Cytat: Tirius w Styczeń 05, 2010, 06:56:23 AM
Ale co do Piły masz rację, dalsze części nadają się do oglądania w towarzystwie, bo przetrwać to - jest niezłym wyczynem ^^
Przetrwać to?
Samemu?
Błahostka :P
Ale ja już po wieeeeeluuu horrorach, ale możliwe, że Ci chodzi o brutalność, te flaki latające po ekranie, bla, bla, bla...
Po two girls, one cup nic mnie już nie brzydzi...(Miałem to nieszczęście, że kumpel mi wysłał to wiedząc, że kolacje jem...)
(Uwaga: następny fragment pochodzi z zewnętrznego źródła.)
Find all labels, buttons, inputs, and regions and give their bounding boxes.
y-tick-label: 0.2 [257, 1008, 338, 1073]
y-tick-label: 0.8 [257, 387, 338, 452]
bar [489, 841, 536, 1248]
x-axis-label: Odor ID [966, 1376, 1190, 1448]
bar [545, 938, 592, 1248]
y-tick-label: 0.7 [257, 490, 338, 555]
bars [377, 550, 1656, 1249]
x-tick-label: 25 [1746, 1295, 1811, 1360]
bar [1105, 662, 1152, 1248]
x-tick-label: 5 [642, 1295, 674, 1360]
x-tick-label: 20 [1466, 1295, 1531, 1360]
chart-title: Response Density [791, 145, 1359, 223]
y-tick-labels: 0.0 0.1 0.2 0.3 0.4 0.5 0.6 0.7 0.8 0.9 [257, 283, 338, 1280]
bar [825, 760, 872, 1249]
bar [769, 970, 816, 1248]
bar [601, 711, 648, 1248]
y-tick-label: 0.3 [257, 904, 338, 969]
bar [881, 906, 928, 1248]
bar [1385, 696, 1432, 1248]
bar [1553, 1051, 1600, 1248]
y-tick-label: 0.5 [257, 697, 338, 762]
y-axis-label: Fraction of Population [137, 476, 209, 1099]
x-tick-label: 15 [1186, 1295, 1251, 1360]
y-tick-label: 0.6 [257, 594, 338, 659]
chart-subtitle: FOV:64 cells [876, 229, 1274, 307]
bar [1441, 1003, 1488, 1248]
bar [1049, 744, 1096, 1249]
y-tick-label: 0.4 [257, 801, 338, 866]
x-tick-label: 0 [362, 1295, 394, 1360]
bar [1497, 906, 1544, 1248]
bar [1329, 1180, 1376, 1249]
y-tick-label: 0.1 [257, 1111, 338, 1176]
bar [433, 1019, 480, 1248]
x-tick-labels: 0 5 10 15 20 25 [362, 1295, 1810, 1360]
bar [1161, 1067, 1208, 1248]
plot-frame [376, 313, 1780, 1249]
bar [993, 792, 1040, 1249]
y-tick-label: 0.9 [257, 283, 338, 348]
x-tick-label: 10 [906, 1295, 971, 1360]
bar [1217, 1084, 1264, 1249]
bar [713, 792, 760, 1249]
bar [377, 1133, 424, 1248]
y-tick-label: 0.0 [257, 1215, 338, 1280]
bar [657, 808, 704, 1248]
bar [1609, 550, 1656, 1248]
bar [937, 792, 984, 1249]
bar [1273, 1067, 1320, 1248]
Polecam dramat Podróż powrotna.
Jest to dramat wojenny, dość wzruszający. Nie jest to melodramat, ale wczoraj jak to oglądałem, mi się łezka zakręciła.

Alice

Haha Winiek nie wspominaj nawet... Widziałam to kiedyś i brak mi słów po prostu by skomentować to gówno:) Poza skalą.
W życiu nie ma nic niemożliwego. Są jedynie wydarzenia w najwyższym stopniu nieprawdopodobne.